Feel better about things now, Benny?

“Oh, definitely. At the start of the year I didn’t think we were going to be in this position and I am going to be honest about it.

“James is a great manager and we were hoping to make great strides and we did.

“The way football was going at the time (of his earlier interview) there was a lot of negativity in the game but it is has opened up a bit now maybe. Kerry just seemed to play 15 on 15 and that was great for us. We were happy enough with that.”

He doesn’t see Kieran McGeeney’s Kildare following the same roadmap this weekend, not with McGeeney’s fellow Armagh man Aidan O’Rourke standing beside him all year, whispering in Geezer’s ear.

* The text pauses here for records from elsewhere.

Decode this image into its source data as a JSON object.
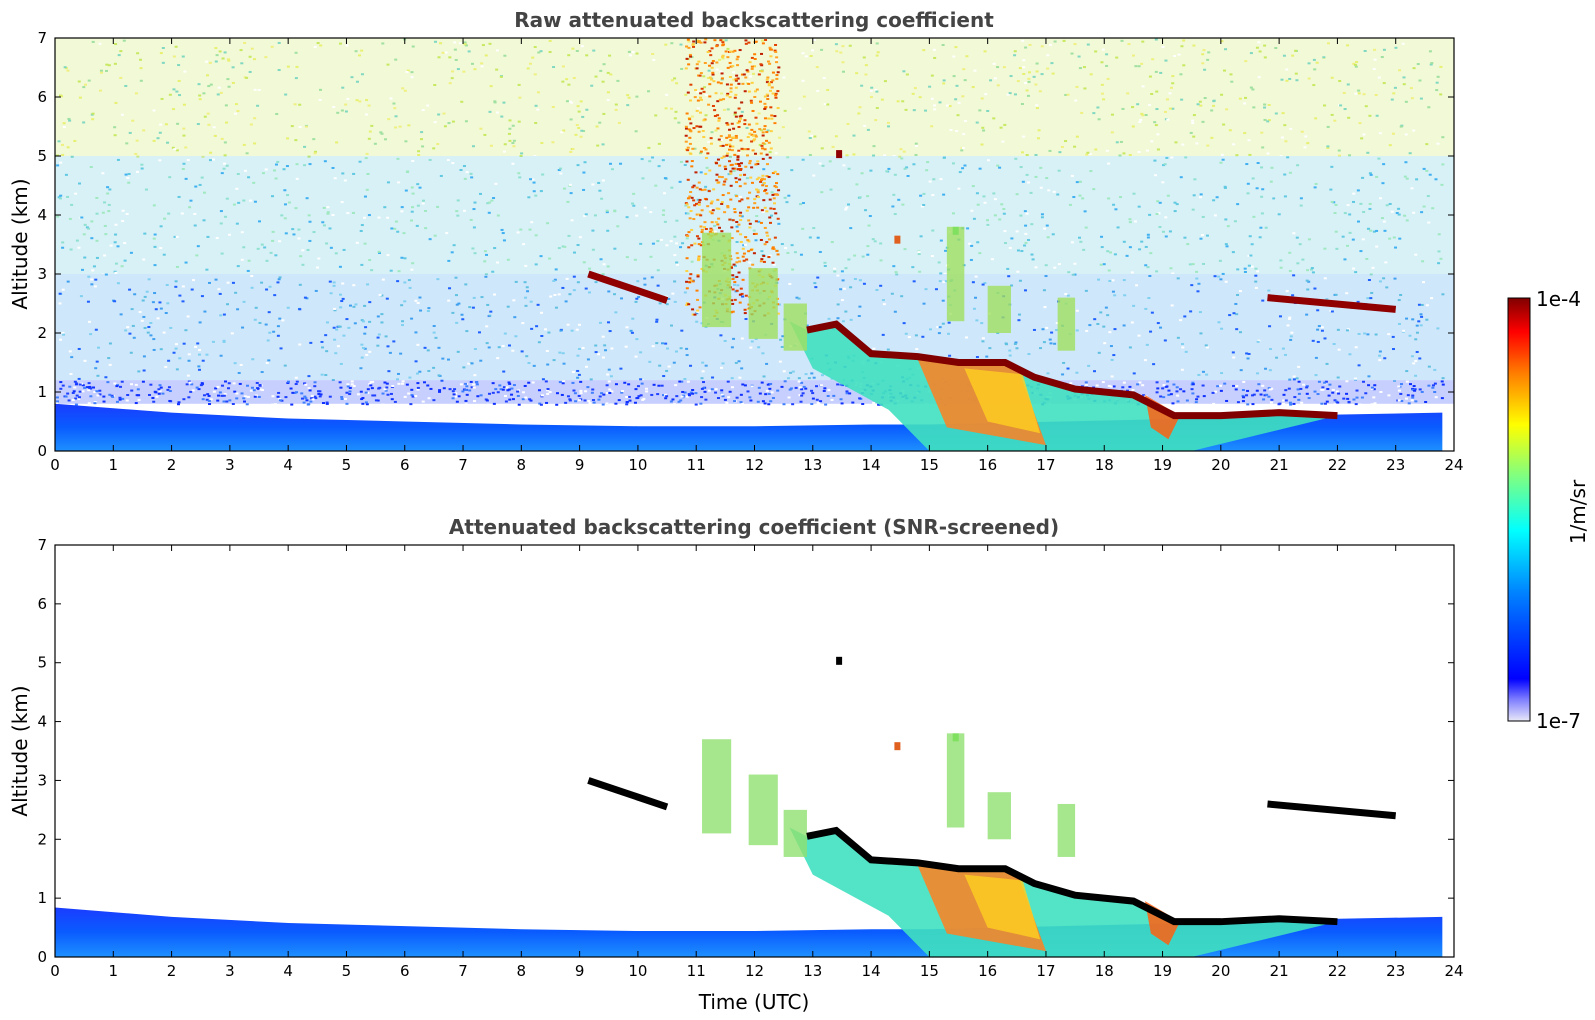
{
  "chart_data": [
    {
      "type": "heatmap",
      "title": "Raw attenuated backscattering coefficient",
      "xlabel": "",
      "ylabel": "Altitude (km)",
      "xlim": [
        0,
        24
      ],
      "ylim": [
        0,
        7
      ],
      "xticks": [
        "0",
        "1",
        "2",
        "3",
        "4",
        "5",
        "6",
        "7",
        "8",
        "9",
        "10",
        "11",
        "12",
        "13",
        "14",
        "15",
        "16",
        "17",
        "18",
        "19",
        "20",
        "21",
        "22",
        "23",
        "24"
      ],
      "yticks": [
        "0",
        "1",
        "2",
        "3",
        "4",
        "5",
        "6",
        "7"
      ],
      "colorscale": "jet",
      "background_noise": true,
      "features": {
        "boundary_layer": [
          [
            0,
            0.8
          ],
          [
            2,
            0.65
          ],
          [
            4,
            0.55
          ],
          [
            6,
            0.5
          ],
          [
            8,
            0.45
          ],
          [
            10,
            0.42
          ],
          [
            12,
            0.42
          ],
          [
            14,
            0.45
          ],
          [
            15,
            0.45
          ],
          [
            19.5,
            0.55
          ],
          [
            21,
            0.6
          ],
          [
            23.8,
            0.65
          ]
        ],
        "cloud_base": [
          [
            12.9,
            2.05
          ],
          [
            13.4,
            2.15
          ],
          [
            14,
            1.65
          ],
          [
            14.8,
            1.6
          ],
          [
            15.5,
            1.5
          ],
          [
            16.3,
            1.5
          ],
          [
            16.8,
            1.25
          ],
          [
            17.5,
            1.05
          ],
          [
            18.5,
            0.95
          ],
          [
            19.2,
            0.6
          ],
          [
            20,
            0.6
          ],
          [
            21,
            0.65
          ],
          [
            22,
            0.6
          ]
        ],
        "elevated_layers": [
          {
            "x": [
              9.15,
              10.5
            ],
            "y": [
              3.0,
              2.55
            ]
          },
          {
            "x": [
              20.8,
              23.0
            ],
            "y": [
              2.6,
              2.4
            ]
          }
        ]
      }
    },
    {
      "type": "heatmap",
      "title": "Attenuated backscattering coefficient (SNR-screened)",
      "xlabel": "Time (UTC)",
      "ylabel": "Altitude (km)",
      "xlim": [
        0,
        24
      ],
      "ylim": [
        0,
        7
      ],
      "xticks": [
        "0",
        "1",
        "2",
        "3",
        "4",
        "5",
        "6",
        "7",
        "8",
        "9",
        "10",
        "11",
        "12",
        "13",
        "14",
        "15",
        "16",
        "17",
        "18",
        "19",
        "20",
        "21",
        "22",
        "23",
        "24"
      ],
      "yticks": [
        "0",
        "1",
        "2",
        "3",
        "4",
        "5",
        "6",
        "7"
      ],
      "colorscale": "jet",
      "background_noise": false
    }
  ],
  "colorbar": {
    "label": "1/m/sr",
    "max_label": "1e-4",
    "min_label": "1e-7",
    "colors": [
      "#e8e8f8",
      "#7f7fff",
      "#0000ff",
      "#0080ff",
      "#00ffff",
      "#80ff80",
      "#ffff00",
      "#ff8000",
      "#ff0000",
      "#800000"
    ]
  }
}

“Aidan O’Rourke has worked with Queen’s and he has them set up in a certain style that will not let you play and if they win the game they will be happy enough. They will do whatever it takes to win the game.”

Coulter has seen enough of McGeeney to know that. The pair met rarely on the field for their counties but the Kildare manager was captain of an Irish International Rules side containing Coulter in 2005.

“He was a great man, a great leader,’’ Coulter recalls. “He is down to earth and a bit of crack about him but he is very driven and the Kildare lads will be ready to come at us.”

Rightly or wrongly, Kildare have been compared to the Tyrone and Armagh sides of recent years when those counties were operating at their peak and Coulter has certainly detected an air of relentlessness in their approach.

The glow of victory over Kerry was still warm when he switched on the TV 24 hours later to watch Kildare’s last-eight clash with Meath and he was struck by the winners’ ability to keep their heads despite an awful start.

“They looked good. They never panic and they are strong on the ball. John Doyle is a great player. They started off slowly, 1-3 to a point down, and that was what impressed me most about them – they never panicked. They stuck at it. They obviously have a game plan and that’s what they do.”

Coulter’s own situation is more fluid. In that game against Donegal in May he was back helping out his defence as often as he was claiming or setting up scores and it remains to be seen whether he will start in the half-forward line or closer to goal.

He doesn’t mind, one way or another. He will be expected to have a major say, either way, but the days when he was expected to shoulder most of the burden for raising flags is at an end. Or so he would have it.

“When you look at it over the years, Danny (Hughes) has done a lot of the scoring too. You have Marty (Clarke) back now, John (Clarke) too, Paul McCumiskey is starting to come into how own and Mark Poland too.

“There is a good spread of scorers and you have a few boys in the half-back line who play up front with their clubs that can knock the ball over the bar, and then there is Ambrose (Rogers) as well.”

Rogers, as we know now, will almost certainly sit this one out.

Coulter should give him something pleasing to watch.